CCM opened in 1998 with an African American Executive Director and an Asian American woman as Chair of the Board of Directors. Since then, and ahead of much of the museum field, CCM has always been led by a leader of color and has placed equity as a core value. The visitors at CCM are over 60% BIPOC, over 50% of the Board and staff are BIPOC, and for 3 of the past 7 years, the Board Chair position has been held by African American and Latino board members.

For years, over 50% of field trips have been provided to Title 1 schools for free and CCM offered free memberships to low-income families. CCM was one of the first participants in Museums for All in the San Francisco Bay Area and has been featured in the San Francisco’s Mayor’s program that expanded eligibility; now 30% of visitors come through access programs.

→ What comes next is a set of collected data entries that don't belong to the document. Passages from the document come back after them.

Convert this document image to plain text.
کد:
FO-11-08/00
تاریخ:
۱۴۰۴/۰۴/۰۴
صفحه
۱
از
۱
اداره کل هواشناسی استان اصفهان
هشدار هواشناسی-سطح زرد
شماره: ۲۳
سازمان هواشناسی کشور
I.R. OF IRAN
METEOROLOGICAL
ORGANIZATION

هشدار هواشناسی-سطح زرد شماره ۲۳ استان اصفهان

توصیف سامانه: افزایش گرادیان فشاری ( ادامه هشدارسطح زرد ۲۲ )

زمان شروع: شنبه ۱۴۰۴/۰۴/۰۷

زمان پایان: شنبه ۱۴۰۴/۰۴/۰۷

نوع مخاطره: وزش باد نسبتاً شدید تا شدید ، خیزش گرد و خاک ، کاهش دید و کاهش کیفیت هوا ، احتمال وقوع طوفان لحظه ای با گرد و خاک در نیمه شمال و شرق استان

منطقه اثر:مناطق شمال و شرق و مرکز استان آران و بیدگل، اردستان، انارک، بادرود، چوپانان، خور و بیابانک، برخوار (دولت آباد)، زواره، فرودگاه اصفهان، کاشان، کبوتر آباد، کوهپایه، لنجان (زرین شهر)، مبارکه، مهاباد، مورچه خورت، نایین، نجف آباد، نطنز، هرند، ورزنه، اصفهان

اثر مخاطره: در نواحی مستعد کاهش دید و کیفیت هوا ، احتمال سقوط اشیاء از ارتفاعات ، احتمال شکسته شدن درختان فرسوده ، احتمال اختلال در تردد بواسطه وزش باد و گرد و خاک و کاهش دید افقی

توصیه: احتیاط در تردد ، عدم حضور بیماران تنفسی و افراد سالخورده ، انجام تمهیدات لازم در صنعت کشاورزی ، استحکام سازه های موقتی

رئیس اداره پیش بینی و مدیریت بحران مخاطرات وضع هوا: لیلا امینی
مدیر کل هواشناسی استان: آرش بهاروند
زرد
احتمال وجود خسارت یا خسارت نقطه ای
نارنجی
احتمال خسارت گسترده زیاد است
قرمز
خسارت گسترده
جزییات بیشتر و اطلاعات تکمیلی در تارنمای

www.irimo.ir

During the pandemic, the organization undertook a strategic planning process and decided to place “Equity” and “Co-Creation” as the two core values of the institution. The organization has intentionally created partnerships with the local Asian American Pacific Islander communities within walking distance of the museum to deepen the service to the community, especially as it faces unprecedented challenges through the pandemic and anti-Asian bigotry. As a result of these efforts—virtually all funded by general operating funds, not from grants or donors—CCM has hosted two artists-in-residence that were selected by a neighborhood Filipino advocacy group (SOMCAN) and both residencies resulted in public art and significant community engagement. Instead of hosting CCM’s own revenue-generating summer camps, the museum opened up their space for free for a Filipino language summer camp run by a community organization when they were displaced during the pandemic.

While it took 23 months to fully re-open after pandemic closures, CCM used this time to re-imagine what it means to be embedded in a neighborhood and how to truly be of service. The staff have pledged to explore “de-colonized scaling,” the idea that partnerships and true impact (not exploitation) only come through mutual respect, co-creation, and trusting relationships. CCM aspires to be a conduit and broker to imagine solutions for individuals and communities.